Liberal opposition leader Peter Dutton is blaming migrants for the housing crisis gripping Australia but it is rich Australian investors and the government that are to blame.
Dutton wants to reduce permanent migration by 150,000 across four years. This includes cutting the refugee intake by a third from 20,000 to 13,750. In his budget reply speech Dutton claimed this would free up 100,000 homes over five years and ease the housing crisis.
Dutton’s racism is given oxygen by Labor’s own claims that migration levels are impacting the cost of living.
Albanese and Labor have already been bragging that net migration is falling from 510,000 after the pandemic to 250,000 by 2025. This includes temporary migrants such as international students.
Albanese even attacked Dutton for having “more than 100,000 asylum-seekers claiming protection” during his time as Home Affairs Minister.
But the core driver of the housing crisis is not the number of migrants coming to Australia. It is government policies favouring wealthy investors and its refusal to build more public and social housing.
Overseas buyers
The Coalition wants “a two-year ban on foreign investors and temporary residents purchasing existing homes in Australia”.
It is laughable to suggest that foreign investors contribute to the housing crisis.
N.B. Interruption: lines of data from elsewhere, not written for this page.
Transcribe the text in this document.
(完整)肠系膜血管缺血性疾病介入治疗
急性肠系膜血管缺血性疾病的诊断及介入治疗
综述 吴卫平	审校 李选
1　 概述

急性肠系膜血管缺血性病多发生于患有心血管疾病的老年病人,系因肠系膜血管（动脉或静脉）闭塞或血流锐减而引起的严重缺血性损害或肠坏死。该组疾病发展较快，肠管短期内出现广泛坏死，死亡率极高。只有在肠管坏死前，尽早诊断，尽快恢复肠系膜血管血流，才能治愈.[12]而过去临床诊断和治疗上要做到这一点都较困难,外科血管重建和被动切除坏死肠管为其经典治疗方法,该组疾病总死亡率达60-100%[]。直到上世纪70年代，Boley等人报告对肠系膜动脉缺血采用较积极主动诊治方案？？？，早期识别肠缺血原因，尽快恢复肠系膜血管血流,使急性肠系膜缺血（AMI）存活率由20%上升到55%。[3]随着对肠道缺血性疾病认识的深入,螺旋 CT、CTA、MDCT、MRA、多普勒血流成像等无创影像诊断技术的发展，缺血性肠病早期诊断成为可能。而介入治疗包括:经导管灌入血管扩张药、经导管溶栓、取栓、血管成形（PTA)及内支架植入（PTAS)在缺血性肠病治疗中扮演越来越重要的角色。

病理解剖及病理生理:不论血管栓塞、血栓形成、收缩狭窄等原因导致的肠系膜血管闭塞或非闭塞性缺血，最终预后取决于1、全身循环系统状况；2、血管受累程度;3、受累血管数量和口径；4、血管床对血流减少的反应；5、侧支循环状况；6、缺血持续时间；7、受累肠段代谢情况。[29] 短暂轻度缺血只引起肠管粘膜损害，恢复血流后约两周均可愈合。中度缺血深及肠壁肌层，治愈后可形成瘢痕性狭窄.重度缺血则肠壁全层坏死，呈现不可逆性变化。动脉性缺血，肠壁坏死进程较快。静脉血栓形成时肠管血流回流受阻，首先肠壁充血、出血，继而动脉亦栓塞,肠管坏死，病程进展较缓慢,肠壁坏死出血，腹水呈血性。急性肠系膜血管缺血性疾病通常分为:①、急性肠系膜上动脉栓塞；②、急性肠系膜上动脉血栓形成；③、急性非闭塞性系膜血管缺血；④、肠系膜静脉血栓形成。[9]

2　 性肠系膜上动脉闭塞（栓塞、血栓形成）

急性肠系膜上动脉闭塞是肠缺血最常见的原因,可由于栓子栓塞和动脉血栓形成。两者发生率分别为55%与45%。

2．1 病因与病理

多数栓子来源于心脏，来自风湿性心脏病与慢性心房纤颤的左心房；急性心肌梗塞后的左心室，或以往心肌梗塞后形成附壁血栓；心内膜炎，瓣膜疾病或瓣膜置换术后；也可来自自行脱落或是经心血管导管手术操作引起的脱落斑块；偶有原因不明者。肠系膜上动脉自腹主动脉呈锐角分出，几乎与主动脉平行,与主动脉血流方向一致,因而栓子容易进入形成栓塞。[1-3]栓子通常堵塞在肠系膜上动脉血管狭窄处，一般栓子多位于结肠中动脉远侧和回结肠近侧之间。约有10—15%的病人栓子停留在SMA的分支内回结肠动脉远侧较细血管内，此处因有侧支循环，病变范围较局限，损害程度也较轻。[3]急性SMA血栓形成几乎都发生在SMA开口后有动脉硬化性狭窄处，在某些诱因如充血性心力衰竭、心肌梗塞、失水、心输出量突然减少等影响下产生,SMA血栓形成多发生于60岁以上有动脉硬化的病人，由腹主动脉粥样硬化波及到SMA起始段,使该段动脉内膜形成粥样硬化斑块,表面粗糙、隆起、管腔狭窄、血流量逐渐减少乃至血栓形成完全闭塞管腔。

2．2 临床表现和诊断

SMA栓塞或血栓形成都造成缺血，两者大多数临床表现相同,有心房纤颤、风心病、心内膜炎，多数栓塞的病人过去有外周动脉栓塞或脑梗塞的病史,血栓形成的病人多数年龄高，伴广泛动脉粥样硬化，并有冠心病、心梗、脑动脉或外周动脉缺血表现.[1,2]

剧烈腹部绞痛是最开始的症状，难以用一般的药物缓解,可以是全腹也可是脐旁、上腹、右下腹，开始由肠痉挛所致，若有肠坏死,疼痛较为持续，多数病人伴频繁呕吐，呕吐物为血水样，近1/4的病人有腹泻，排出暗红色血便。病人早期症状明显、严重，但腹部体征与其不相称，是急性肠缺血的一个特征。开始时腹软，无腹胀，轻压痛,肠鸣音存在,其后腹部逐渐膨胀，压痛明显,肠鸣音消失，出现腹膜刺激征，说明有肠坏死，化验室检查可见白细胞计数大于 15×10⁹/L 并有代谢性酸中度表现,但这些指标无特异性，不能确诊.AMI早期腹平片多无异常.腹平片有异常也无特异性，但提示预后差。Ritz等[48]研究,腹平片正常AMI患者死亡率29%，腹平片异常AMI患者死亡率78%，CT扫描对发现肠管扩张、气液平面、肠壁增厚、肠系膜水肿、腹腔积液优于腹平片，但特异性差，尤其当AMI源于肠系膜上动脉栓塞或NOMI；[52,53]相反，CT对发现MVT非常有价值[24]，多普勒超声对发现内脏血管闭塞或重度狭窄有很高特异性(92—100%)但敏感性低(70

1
As the Financial Review reports, “Foreign investors bought less than 1 per cent of residential property in Australia in 2020-2021, according to official figures.”
There were 588,176 sales of residential dwellings in Australia in 2020-21, with only 4355 to overseas buyers.
And as Finance Minister Katy Gallagher explained, foreign investors are already blocked from purchasing existing residential properties—they have to buy new houses.
A ban on foreign property buyers would have no effect on housing prices.
Dutton also took aim at international students and blamed them for rising rents.
Labor has already committed to a cap on international students but Dutton wants to go further and increase the visa application fee and punish students who change providers with higher fees.
Labor is already implementing harsher English language tests and “genuine student” tests on international students.
New research by SQM Research confirms that migrants and international students are not to blame for rising rents.
Between March 2020 and February 2022, when Australia’s borders were closed, weekly rents kept increasing—by $84 nationally. In the decade to March 2020 when the borders were open, weekly rents rose by just $69 nationally.
Maiy Azize, spokesperson for the housing campaign Everybody’s Home, explains how, “Governments have given handouts to investors, allowed unlimited rent increases, and stopped building homes for the people who need them.
“It’s a distraction to suggest that migrants are to blame.”
Real causes
Labor and Liberals both talk about “housing supply” as being the biggest barrier to creating enough housing.
But the biggest problem is that housing in Australia has become an investment plaything for the wealthy, so that ordinary workers are increasingly unable to afford a home and must pay extortionate rents to landlords.
Government policies have encouraged speculative investors to pour money into property, driving up housing prices. Negative gearing allows landlords who make a loss on their rental property to reduce their taxable income. And capital gains tax discounts allow landlords to keep more of the profits when they sell their property.
Treasury updated its estimates to project that the capital gains tax and negative gearing policies would cost the government $27.1 billion this year. The total will be half a trillion dollars over the next decade.
This money could be used to massively increase spending on public housing.
Another driver of the housing crisis is the decision of consecutive governments to refuse to provide sufficient public housing.
Public and social housing in Australia has decreased from 7 per cent of total housing in 1991 to 4 per cent today. France and England have public and social housing stocks of around 17 per cent, while in Austria they are 24 per cent.
Adding salt to the wound, property developers in Australia are refusing to build already approved housing projects because it is not yet profitable enough for them to do so.
Journalist Michael Pascoe has pointed out that in Queensland, for instance, there are five or six years of already approved projects that developers are sitting on.
The government should either force them to go ahead with the approved projects or build the homes themselves if they refuse.
The housing crisis is driven by government failures, not increases in migration.
We must fight against the racism of Dutton and Labor and demand that housing be provided to everyone, instead of being a boon for the rich.